Premier Christy Clark announced on February 1, 2016, that an agreement had been reached between the government of British Columbia, First Nations, environmentalists, and the forestry industry to protect 85% of the 6.4-million-hectare Great Bear Rainforest from industrial logging. The remaining 15% would still be subject to logging under stringent conditions. The agreement also recognizes aboriginal rights to shared decision-making and provides a greater economic share of timber rights and $15 million in funding to 26 First Nations in the area.

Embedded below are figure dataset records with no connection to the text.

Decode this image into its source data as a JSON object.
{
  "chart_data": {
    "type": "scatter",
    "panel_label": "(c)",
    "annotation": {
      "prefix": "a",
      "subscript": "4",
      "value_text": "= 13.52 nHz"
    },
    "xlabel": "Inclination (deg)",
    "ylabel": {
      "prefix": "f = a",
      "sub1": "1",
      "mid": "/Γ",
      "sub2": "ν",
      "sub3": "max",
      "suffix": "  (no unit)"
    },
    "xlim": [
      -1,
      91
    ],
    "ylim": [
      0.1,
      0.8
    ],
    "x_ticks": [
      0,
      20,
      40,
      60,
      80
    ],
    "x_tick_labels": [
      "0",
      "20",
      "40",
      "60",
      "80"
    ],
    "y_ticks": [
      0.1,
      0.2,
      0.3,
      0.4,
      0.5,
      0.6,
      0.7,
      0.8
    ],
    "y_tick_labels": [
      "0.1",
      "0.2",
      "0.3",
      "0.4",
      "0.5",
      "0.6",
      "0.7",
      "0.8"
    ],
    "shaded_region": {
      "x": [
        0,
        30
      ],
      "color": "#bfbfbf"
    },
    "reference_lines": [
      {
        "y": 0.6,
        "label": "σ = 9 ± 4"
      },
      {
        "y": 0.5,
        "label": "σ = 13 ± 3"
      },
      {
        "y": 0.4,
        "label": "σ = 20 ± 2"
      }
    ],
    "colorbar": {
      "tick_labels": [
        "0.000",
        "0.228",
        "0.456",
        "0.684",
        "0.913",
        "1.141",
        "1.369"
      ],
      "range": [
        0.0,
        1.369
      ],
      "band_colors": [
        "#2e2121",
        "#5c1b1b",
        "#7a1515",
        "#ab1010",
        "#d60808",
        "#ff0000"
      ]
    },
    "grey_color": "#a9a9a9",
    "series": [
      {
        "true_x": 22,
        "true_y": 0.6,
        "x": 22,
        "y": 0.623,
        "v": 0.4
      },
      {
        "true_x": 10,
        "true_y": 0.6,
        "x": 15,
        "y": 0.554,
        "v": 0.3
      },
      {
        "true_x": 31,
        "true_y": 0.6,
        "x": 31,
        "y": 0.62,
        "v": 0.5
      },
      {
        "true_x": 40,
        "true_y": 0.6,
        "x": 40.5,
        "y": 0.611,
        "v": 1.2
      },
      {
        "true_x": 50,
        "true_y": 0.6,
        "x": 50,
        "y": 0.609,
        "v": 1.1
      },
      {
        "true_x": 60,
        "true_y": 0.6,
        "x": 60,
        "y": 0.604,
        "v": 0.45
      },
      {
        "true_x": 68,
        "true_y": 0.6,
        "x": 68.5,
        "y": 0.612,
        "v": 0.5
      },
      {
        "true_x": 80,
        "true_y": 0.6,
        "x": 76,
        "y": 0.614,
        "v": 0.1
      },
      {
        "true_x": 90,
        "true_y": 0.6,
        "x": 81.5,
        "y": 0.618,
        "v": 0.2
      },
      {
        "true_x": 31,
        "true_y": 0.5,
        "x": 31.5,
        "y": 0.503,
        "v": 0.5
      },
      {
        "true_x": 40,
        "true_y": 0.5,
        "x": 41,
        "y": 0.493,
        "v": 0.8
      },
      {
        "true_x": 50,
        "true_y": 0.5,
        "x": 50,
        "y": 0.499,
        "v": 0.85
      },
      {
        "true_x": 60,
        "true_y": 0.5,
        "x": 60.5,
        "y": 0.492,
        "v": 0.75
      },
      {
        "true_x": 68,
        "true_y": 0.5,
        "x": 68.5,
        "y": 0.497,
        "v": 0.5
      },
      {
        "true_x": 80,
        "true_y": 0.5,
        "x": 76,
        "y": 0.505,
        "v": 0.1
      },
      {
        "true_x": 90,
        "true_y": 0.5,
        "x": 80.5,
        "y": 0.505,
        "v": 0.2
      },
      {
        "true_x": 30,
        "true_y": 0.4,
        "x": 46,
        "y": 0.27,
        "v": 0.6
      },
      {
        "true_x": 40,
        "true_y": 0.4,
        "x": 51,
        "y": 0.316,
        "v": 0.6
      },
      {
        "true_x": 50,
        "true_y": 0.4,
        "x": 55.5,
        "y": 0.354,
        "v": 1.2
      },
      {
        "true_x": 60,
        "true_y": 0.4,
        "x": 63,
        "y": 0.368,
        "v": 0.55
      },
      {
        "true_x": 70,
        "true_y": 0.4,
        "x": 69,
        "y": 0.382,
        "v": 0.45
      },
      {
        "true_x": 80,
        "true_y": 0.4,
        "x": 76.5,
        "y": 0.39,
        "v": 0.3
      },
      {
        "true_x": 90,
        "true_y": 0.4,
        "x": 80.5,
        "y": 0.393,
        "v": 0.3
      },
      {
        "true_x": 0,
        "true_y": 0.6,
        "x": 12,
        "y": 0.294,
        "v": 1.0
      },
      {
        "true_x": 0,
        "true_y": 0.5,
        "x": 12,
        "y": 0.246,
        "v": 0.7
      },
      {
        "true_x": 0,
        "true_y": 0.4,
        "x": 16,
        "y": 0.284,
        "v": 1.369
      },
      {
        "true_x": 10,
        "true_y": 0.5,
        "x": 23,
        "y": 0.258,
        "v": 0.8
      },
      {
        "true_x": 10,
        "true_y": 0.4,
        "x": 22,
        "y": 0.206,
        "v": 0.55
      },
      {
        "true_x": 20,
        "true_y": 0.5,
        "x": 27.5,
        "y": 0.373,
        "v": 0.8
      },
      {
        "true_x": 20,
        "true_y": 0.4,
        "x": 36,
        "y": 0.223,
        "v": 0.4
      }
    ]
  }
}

The Great Bear Rainforest (Forest Management) Act was introduced by cabinet on March 1, 2016. In September, Prince William, Duke of Cambridge, and Catherine, Duchess of Cambridge, visited and unveiled a plaque in the forest acknowledging its admission into The Queen's Commonwealth Canopy.

===Fuel spill===
On 13 October 2016, the tugboat Nathan E. Stewart ran aground on a reef just off the coast of Athlone Island in Seaforth Channel while hauling an empty 10,000-tonne tanker barge. The reef was located in the traditional territorial waters of the Heiltsuk Nation and within the larger Great Bear Rainforest. The tug leaked over 100,000 litres of diesel fuel and sank into the channel. By 26 October, the fuel tanks of the tug were emptied and about 101,131 litres of oily water was recovered. The fuel spill was the last major incident to occur in the region since BC Ferries' Queen of the North ran aground and sank off the coast of Gill Island on 21 March 2006.

Public outcry over the incident coupled with increased interest in preserving the ecological integrity of the rainforest helped to spur the passage of the Oil Tanker Moratorium Act on 21 June 2019, which prohibits any oil tanker from docking at any port along the North Coast of British Columbia.